Xymon Mailing List Archive search

strange graph behavior - random machines & graphs

list Gary Baluha
Fri, 30 Nov 2007 11:14:41 -0500
Message-Id: <user-ec47dfaf853a@xymon.invalid>

On Nov 30, 2007 10:53 AM, Hubbard, Greg L <user-d970b5e56ec9@xymon.invalid> wrote:
 Gary,

This is pretty hard to decipher from "afar".

I think I remember you saying that when you dump the data it is always
okay?
Actually, it turns out this is not true.  The rrd file does indeed have the
bad data.  I just didn't notice it before, but now that it appears to be
getting worse, it is quite obvious to see the bad data.

Some wild thoughts:
a) could there be two different processes updating the same RRD files?
I don't believe so.  The strange thing is, all of the graphs that become
corrupted have the exact same large number that is being input into the rrd
data files.

b) are all servers using the same version of rrdtool?
No.  One is running 1.2.23, the other 1.2.26.  Both have the problem.

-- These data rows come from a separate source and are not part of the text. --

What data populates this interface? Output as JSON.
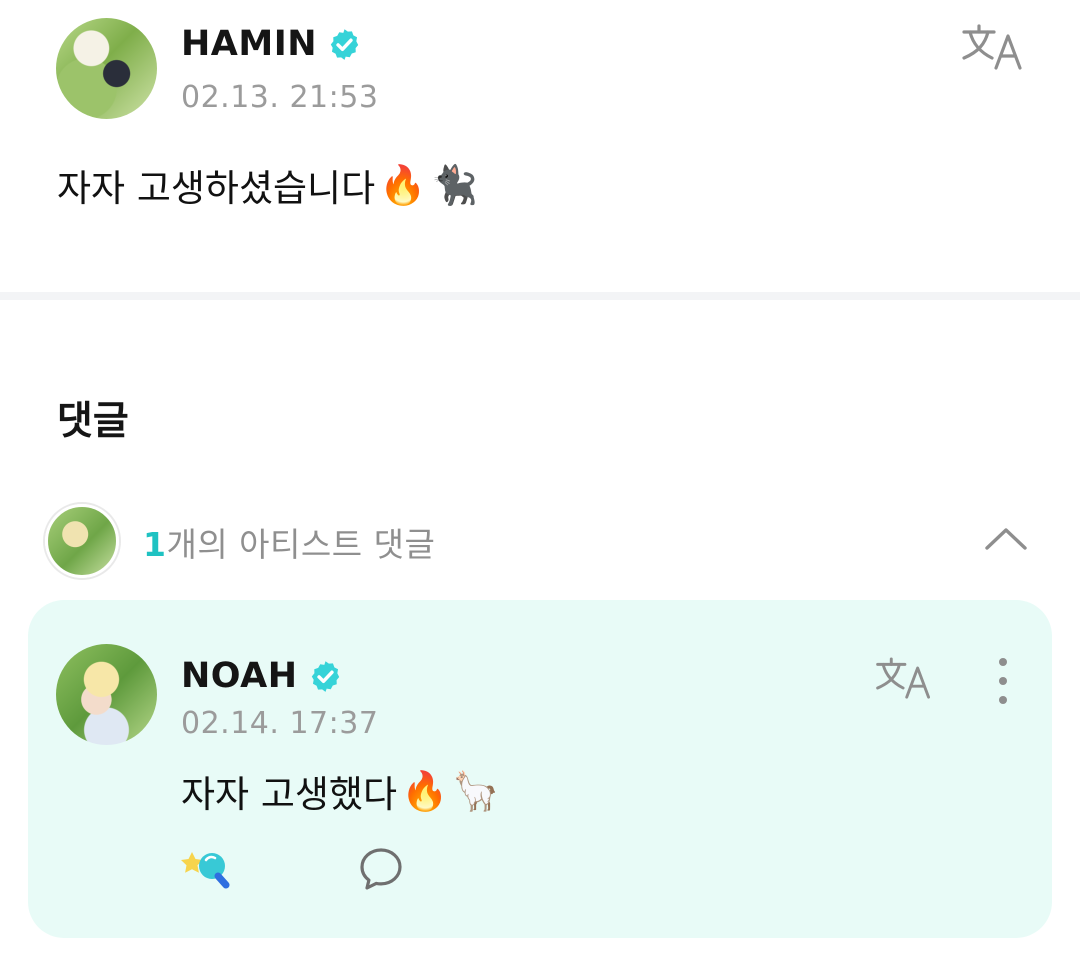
{
  "post": {
    "author": "HAMIN",
    "timestamp": "02.13. 21:53",
    "text": "자자 고생하셨습니다",
    "emojis": [
      "🔥",
      "🐈‍⬛"
    ]
  },
  "comments": {
    "heading": "댓글",
    "artist_count": "1",
    "artist_label": "개의 아티스트 댓글",
    "items": [
      {
        "author": "NOAH",
        "timestamp": "02.14. 17:37",
        "text": "자자 고생했다",
        "emojis": [
          "🔥",
          "🦙"
        ]
      }
    ]
  },
  "icons": {
    "verified": "verified-badge-icon",
    "translate": "translate-icon",
    "collapse": "chevron-up-icon",
    "more": "more-vertical-icon",
    "reaction": "reaction-icon",
    "reply": "speech-bubble-icon"
  },
  "colors": {
    "accent": "#1fc2c2",
    "verified": "#36d3d8",
    "card_background": "#e8fbf7",
    "muted_text": "#9b9b9b"
  }
}
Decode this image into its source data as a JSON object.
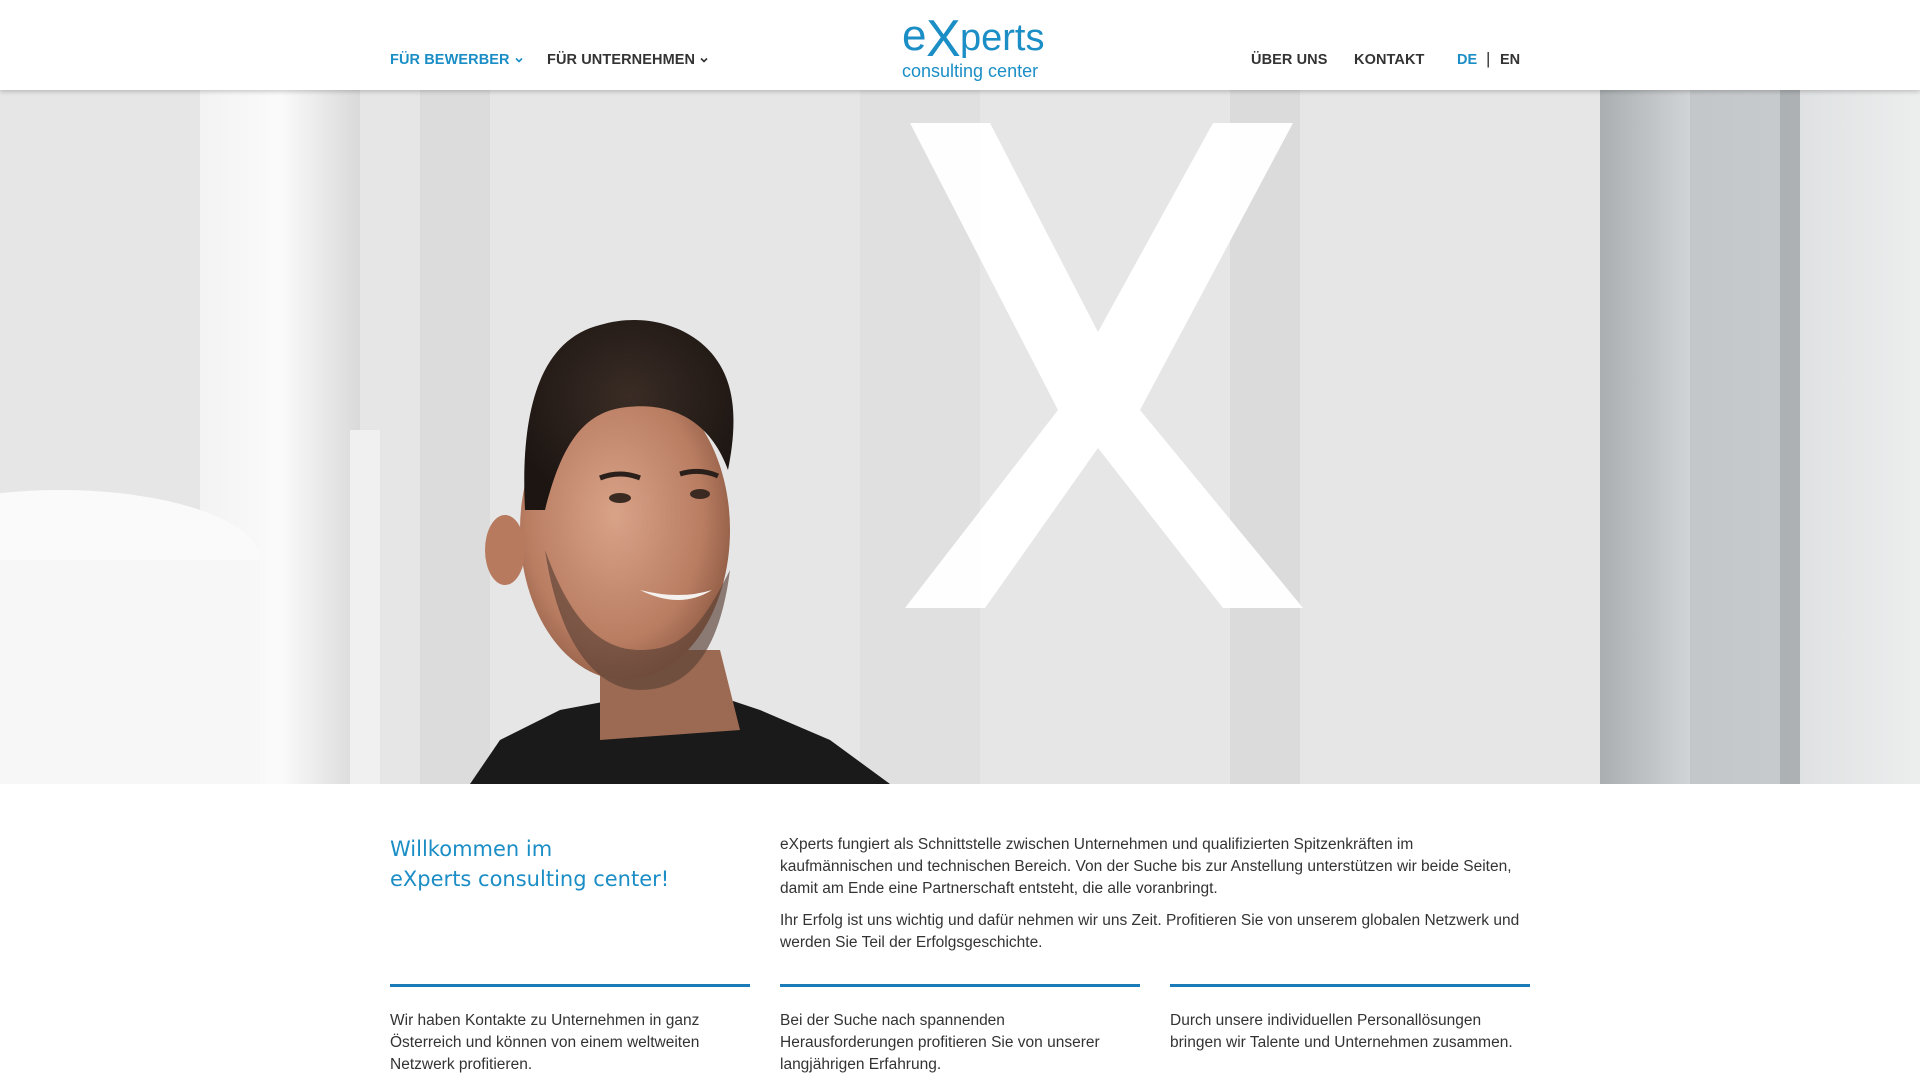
{
  "nav": {
    "left": [
      {
        "label": "FÜR BEWERBER",
        "icon": "chevron-down-icon",
        "active": true
      },
      {
        "label": "FÜR UNTERNEHMEN",
        "icon": "chevron-down-icon",
        "active": false
      }
    ],
    "right": [
      {
        "label": "ÜBER UNS"
      },
      {
        "label": "KONTAKT"
      }
    ],
    "languages": [
      {
        "label": "DE",
        "active": true
      },
      {
        "label": "EN",
        "active": false
      }
    ],
    "language_separator": "|"
  },
  "logo": {
    "word_prefix": "e",
    "word_x": "X",
    "word_suffix": "perts",
    "tagline": "consulting center",
    "color": "#1b8ec6"
  },
  "hero": {
    "image": "smiling-man-office-photo",
    "overlay_letter": "X"
  },
  "welcome": {
    "line1": "Willkommen im",
    "line2": "eXperts consulting center!"
  },
  "intro": {
    "p1": "eXperts fungiert als Schnittstelle zwischen Unternehmen und qualifizierten Spitzenkräften im kaufmännischen und technischen Bereich. Von der Suche bis zur Anstellung unterstützen wir beide Seiten, damit am Ende eine Partnerschaft entsteht, die alle voranbringt.",
    "p2": "Ihr Erfolg ist uns wichtig und dafür nehmen wir uns Zeit. Profitieren Sie von unserem globalen Netzwerk und werden Sie Teil der Erfolgsgeschichte."
  },
  "features": [
    {
      "text": "Wir haben Kontakte zu Unternehmen in ganz Österreich und können von einem weltweiten Netzwerk profitieren."
    },
    {
      "text": "Bei der Suche nach spannenden Herausforderungen profitieren Sie von unserer langjährigen Erfahrung."
    },
    {
      "text": "Durch unsere individuellen Personallösungen bringen wir Talente und Unternehmen zusammen."
    }
  ],
  "colors": {
    "accent": "#1b8ec6",
    "rule": "#1b7ab8",
    "text": "#333333"
  }
}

c) are the hobbitgraph files okay?  I have proven to my satisfaction that
hobbitgraph definition errors can make the graphs act funny.
They haven't changed since before the graphs were having this problem.

d) if this stuff is on a SAN, can it be moved to local storage?
It is on the SAN on one of the machines, and locally on the other.  I was
thinking of temporarily moving the data directory and have Hobbit regenerate
all the data from scratch.  I'm trying to avoid this, since that would mean
losing a year's worth of trend data that has proven itself very useful.
Still, if it helps me narrow down the problem, I'll consider this (and move
the data back once I get my answer).

I am just "fishing."  Sometimes, when I am at my wit's end, I just change
SOMETHING to see if it makes a difference. Even WORSE can help get me
started.

GLH

*From:* Gary Baluha [mailto:user-ae3e15c22de1@xymon.invalid]
*Sent:* Friday, November 30, 2007 9:25 AM
*To:* user-ae9b8668bcde@xymon.invalid
*Subject:* Re: [hobbit] strange graph behavior - random machines & graphs

Now this appears it is becoming a more serious problem.  It seems more and
more graphs are starting to be affected, and I still have no explanation for
what is going on here.  It also seems that almost any new graph that is
created (such as if I delete/rename/move an existing .rrd file), it
immediately starts off being corrupted. :-(

On Nov 28, 2007 10:08 AM, Gary Baluha <user-ae3e15c22de1@xymon.invalid> wrote:
I have recently noticed a strange thing happening with some of the rrd
graphs generated by Hobbit.  When you look at the graph, it looks as though
the rrd data is one one format (gauge), but the graph is generating it in a
different format (derive).  I can't seem to find any pattern to the hosts or
tests that are exhibiting this strange behavior, and it is only happening on
a handful of graphs.  I have attached a picture of one of these graphs,
since I'm not really sure how to describe it.  Note the huge numbers
displayed on the curr/min/avg/max line.

Any idea what's going on here?  When I dump the RRD file manually,
everything looks okay.  I'm running Hobbit 4.2.0 with the 2007-02-09
allinone patch (I believe the latest).  This has only happened in the past
few weeks, though when exactly it started, I don't know.  Any ideas?